Dios deliberadamente elige a los que el mundo ve como sin valor — los ignorados, los que no tienen títulos ni posición — para demostrar que Su poder no depende de las credenciales humanas. Eso debería hacernos muy cautelosos antes de menospreciar a alguien.

Los discípulos de Jesús no eran la élite educada de su tiempo. Eran pescadores, cobradores de impuestos, gente común. Sin embargo, transformaron el mundo. Dios tiene un patrón histórico de usar a quienes el mundo subestima para hacer cosas extraordinarias.

Cuando menospreciamos a alguien por no tener educación formal, podríamos estar descartando exactamente a quien Dios está usando o quiere usar. La sabiduría de Dios no viene con diploma. Viene con un corazón disponible.

3

Oprimir al humilde es injuriar a quien lo hizo

Proverbios 14:31 (RV09)

"El que oprime al pobre injuria á su Hacedor; Mas el que tiene misericordia del pobre, le honra."

💡 En un español actual

Cuando maltratas o humillas a alguien que tiene menos que tú — menos recursos, menos educación, menos posición —, es como si le faltaras el respeto a Dios, que lo creó. Pero cuando lo tratas con compasión, estás honrando a su Creador.

Este proverbio conecta directamente nuestra actitud hacia las personas vulnerables con nuestra actitud hacia Dios. No son dos asuntos separados.
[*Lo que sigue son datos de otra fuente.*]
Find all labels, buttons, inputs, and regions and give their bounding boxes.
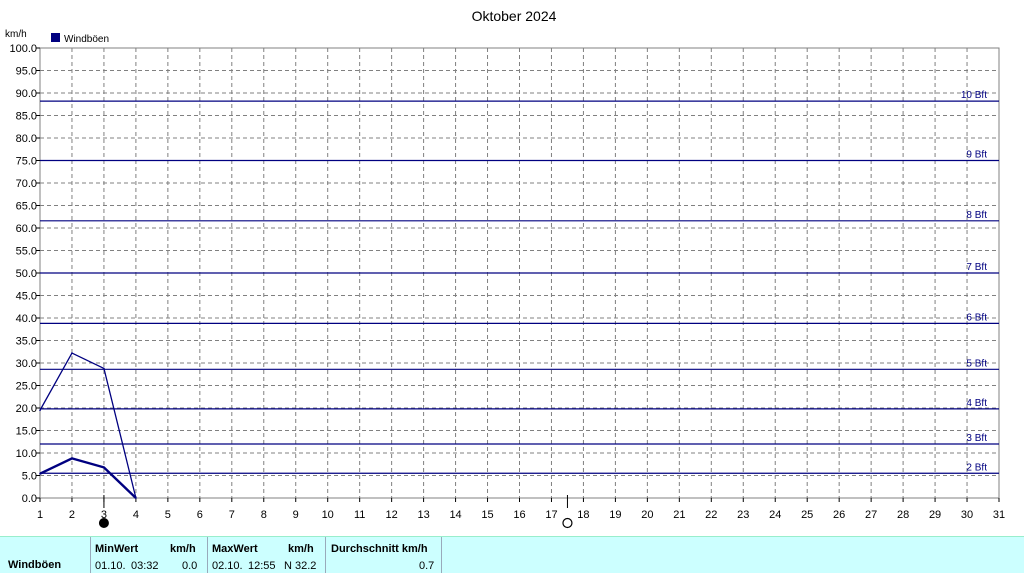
max-time: 12:55 [248, 560, 276, 572]
x-tick-label: 21 [673, 509, 685, 521]
beaufort-label: 4 Bft [966, 398, 987, 409]
max-date: 02.10. [212, 560, 243, 572]
max-gust-point [71, 352, 73, 354]
wind-gust-chart: Oktober 2024 km/h Windböen 0.0 5.0 10.0 15.… [5, 8, 1005, 529]
x-tick-label: 10 [322, 509, 334, 521]
x-tick-label: 15 [481, 509, 493, 521]
max-gust-point [103, 367, 105, 370]
y-tick-label: 50.0 [16, 268, 37, 280]
new-moon-icon [98, 518, 109, 528]
stats-divider [441, 537, 442, 573]
beaufort-label: 3 Bft [966, 433, 987, 444]
full-moon-icon [562, 517, 573, 529]
beaufort-label: 7 Bft [966, 262, 987, 273]
x-tick-label: 14 [449, 509, 461, 521]
average-gust-point [39, 472, 41, 475]
y-tick-label: 70.0 [16, 178, 37, 190]
statistics-bar: Windböen MinWert km/h 01.10. 03:32 0.0 M… [0, 536, 1024, 573]
average-gust-point [71, 457, 73, 460]
beaufort-label: 9 Bft [966, 150, 987, 161]
stats-divider [207, 537, 208, 573]
max-value: N 32.2 [284, 560, 317, 572]
beaufort-label: 10 Bft [961, 90, 987, 101]
y-tick-label: 55.0 [16, 246, 37, 258]
x-tick-label: 11 [354, 509, 365, 521]
x-tick-label: 30 [961, 509, 973, 521]
legend-swatch [51, 33, 60, 42]
average-gust-point [135, 497, 137, 499]
y-tick-label: 35.0 [16, 336, 37, 348]
beaufort-label: 6 Bft [966, 312, 987, 323]
x-tick-label: 29 [929, 509, 941, 521]
x-tick-label: 5 [165, 509, 171, 521]
max-gust-point [39, 409, 41, 412]
x-tick-label: 17 [545, 509, 557, 521]
x-tick-label: 25 [801, 509, 813, 521]
stats-divider [90, 537, 91, 573]
y-tick-label: 20.0 [16, 403, 37, 415]
x-tick-label: 8 [261, 509, 267, 521]
y-tick-label: 10.0 [16, 448, 37, 460]
y-tick-label: 45.0 [16, 291, 37, 303]
x-tick-label: 27 [865, 509, 877, 521]
x-tick-label: 13 [417, 509, 429, 521]
y-tick-label: 85.0 [16, 111, 37, 123]
min-value: 0.0 [182, 560, 198, 572]
y-tick-label: 90.0 [16, 88, 37, 100]
avg-header: Durchschnitt km/h [331, 543, 428, 555]
beaufort-label: 8 Bft [966, 210, 987, 221]
plot-area: 0.0 5.0 10.0 15.0 20.0 25.0 30.0 35.0 40.0 45.0 50… [9, 43, 1005, 529]
chart-title: Oktober 2024 [472, 8, 557, 24]
y-tick-label: 65.0 [16, 201, 37, 213]
x-tick-label: 20 [641, 509, 653, 521]
x-tick-label: 23 [737, 509, 749, 521]
average-gust-point [103, 466, 105, 469]
x-tick-label: 6 [197, 509, 203, 521]
x-tick-label: 19 [609, 509, 621, 521]
max-header: MaxWert [212, 543, 258, 555]
y-tick-label: 15.0 [16, 426, 37, 438]
y-tick-label: 25.0 [16, 381, 37, 393]
legend-label: Windböen [64, 34, 109, 45]
beaufort-label: 2 Bft [966, 462, 987, 473]
x-tick-label: 31 [993, 509, 1005, 521]
x-tick-label: 22 [705, 509, 717, 521]
y-tick-label: 75.0 [16, 156, 37, 168]
x-tick-label: 26 [833, 509, 845, 521]
y-axis-unit: km/h [5, 29, 27, 40]
min-time: 03:32 [131, 560, 159, 572]
y-tick-label: 95.0 [16, 66, 37, 78]
x-tick-label: 2 [69, 509, 75, 521]
x-tick-label: 1 [37, 509, 43, 521]
y-tick-label: 40.0 [16, 313, 37, 325]
avg-value: 0.7 [419, 560, 435, 572]
max-unit: km/h [288, 543, 314, 555]
stats-row-label: Windböen [8, 559, 62, 571]
beaufort-label: 5 Bft [966, 358, 987, 369]
stats-divider [325, 537, 326, 573]
min-header: MinWert [95, 543, 139, 555]
x-tick-label: 24 [769, 509, 781, 521]
min-unit: km/h [170, 543, 196, 555]
x-tick-label: 7 [229, 509, 235, 521]
x-tick-label: 9 [293, 509, 299, 521]
x-tick-label: 4 [133, 509, 139, 521]
x-tick-label: 28 [897, 509, 909, 521]
y-tick-label: 5.0 [22, 471, 37, 483]
y-tick-label: 30.0 [16, 358, 37, 370]
x-tick-label: 18 [577, 509, 589, 521]
x-tick-label: 12 [386, 509, 398, 521]
x-tick-label: 16 [513, 509, 525, 521]
y-tick-label: 60.0 [16, 223, 37, 235]
y-tick-label: 80.0 [16, 133, 37, 145]
min-date: 01.10. [95, 560, 126, 572]
y-tick-label: 100.0 [9, 43, 37, 55]
y-tick-label: 0.0 [22, 493, 37, 505]
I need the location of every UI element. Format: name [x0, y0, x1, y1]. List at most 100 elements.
La manera en que tratas a quien está en desventaja es un reflejo directo de cómo ves a quien lo creó.

Menospreciar a alguien por no haber tenido acceso a la educación es oprimir al que ya cargaba con una desventaja. Y Dios lo toma personal. Pero la buena noticia es que el camino inverso también funciona: honrar a esa persona con respeto genuino es, según la Biblia, honrar a Dios mismo.

Una oración contra el clasismo intelectual

Si reconoces que has menospreciado a otros por su nivel educativo, esta oración te puede ayudar a cambiar:

"Señor, confieso que en algunos momentos he valuado a las personas según sus títulos o su vocabulario, y he tratado de menos a quienes no tuvieron las mismas oportunidades que yo. Perdóname por esa soberbia.

Recuérdame que todo lo que tengo — incluyendo mi educación — lo recibí. No me lo gané solo. Hubo personas, circunstancias y tu gracia detrás de cada oportunidad que tuve.

Abre mis ojos para ver a cada persona como Tú la ves: con dignidad plena, con valor intrínseco, con dones únicos que no vienen de un aula. Enséñame a aprender de quienes saben cosas que ninguna universidad enseña.

Que mi trato hacia los demás honre al Creador que hay en cada uno de ellos. En el nombre de Jesús, Amén."